The outrage in his eyes.
His lips parted, breathing heavy, staring at me in disbelief.
What’s so hard to believe? That you’re untouchable? That you don’t deserve to be looked down on like the rest of us? That it’s okay for me to get drenched because of your stupidity and not the other way around? This guy is such a tool.
“Aw, damn,” I go on, my voice turning singsongy, “looks like it soaked straight down to your undies.” I shake my head. “Phew, tough titties, pal.” Then I clutch my drinks and go.
He doesn’t say a word. Not to my face. Not to my back. I just enjoy the gift of his scathing silence as I proudly strut through the crowd back to the jukebox. What a satisfying feeling it is, to get the last word in, to put a snob-job like him in his place. Already, my day’s better. I’m on top of the world. King of Spruce. A god.

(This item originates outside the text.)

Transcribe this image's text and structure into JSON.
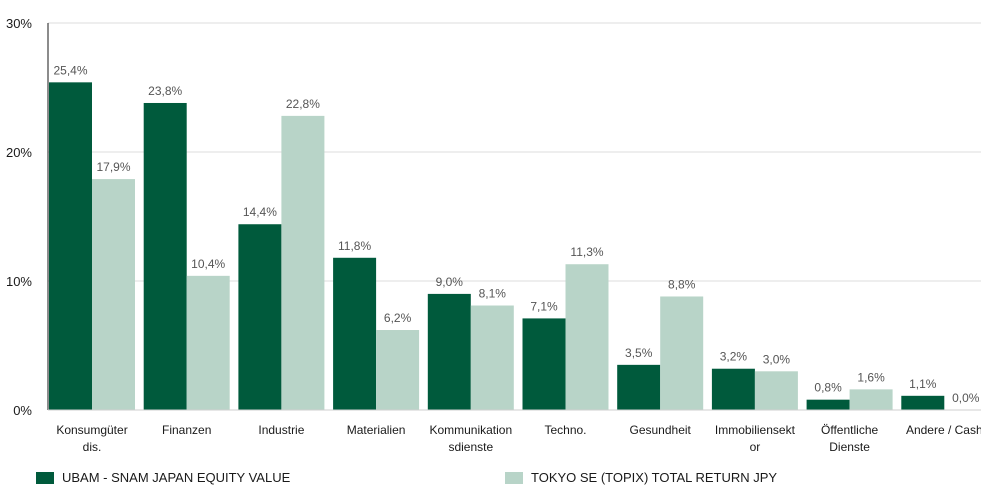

“Here ya go, Dancin’ Queen Barbie,” I say, giving Juni a glass.
She stops dancing and looks at it. “Half of it’s gone.”
“Slight mishap, spilled a lil’, no biggie. Look, they’re cute, jus’ like you. Got little cherries in ‘em, too.”
“It’s bad luck to drink a drink that’s half a drink.” She kicks it back anyway. The lemon wheel slides off and slaps onto the floor. She doesn’t notice. “Is this a whiskey sour?”
“No fuckin’ clue.” I take a sip of mine as I start dancing again. “But I’m gonna down ten more of ‘em before the night’s over.”
“Good thing I’m not superficial …” she says, slurring slightly.
“Superstitious,” I correct her.
“… because this bad luck sure tastes nice.” She starts fishing the maraschino cherry out of the glass, spilling even more of it, the tiny umbrella bobbing next to her fingers about to go, too.
“Bad Luck Booze,” I decide to name it. It’s suddenly the most satisfying drink I’ve ever had. The tastiest. The manliest. What’s a cherry and a lemon wheel and a tiny umbrella got to indicate what makes a drink manly? I’ll drink fruity cocktails all damned night, I don’t care. I’ve got these cute-ass drinks to thank for flipping my shitty-ass day right back onto its proud feet.
That cocky out-a’-towner can suck it.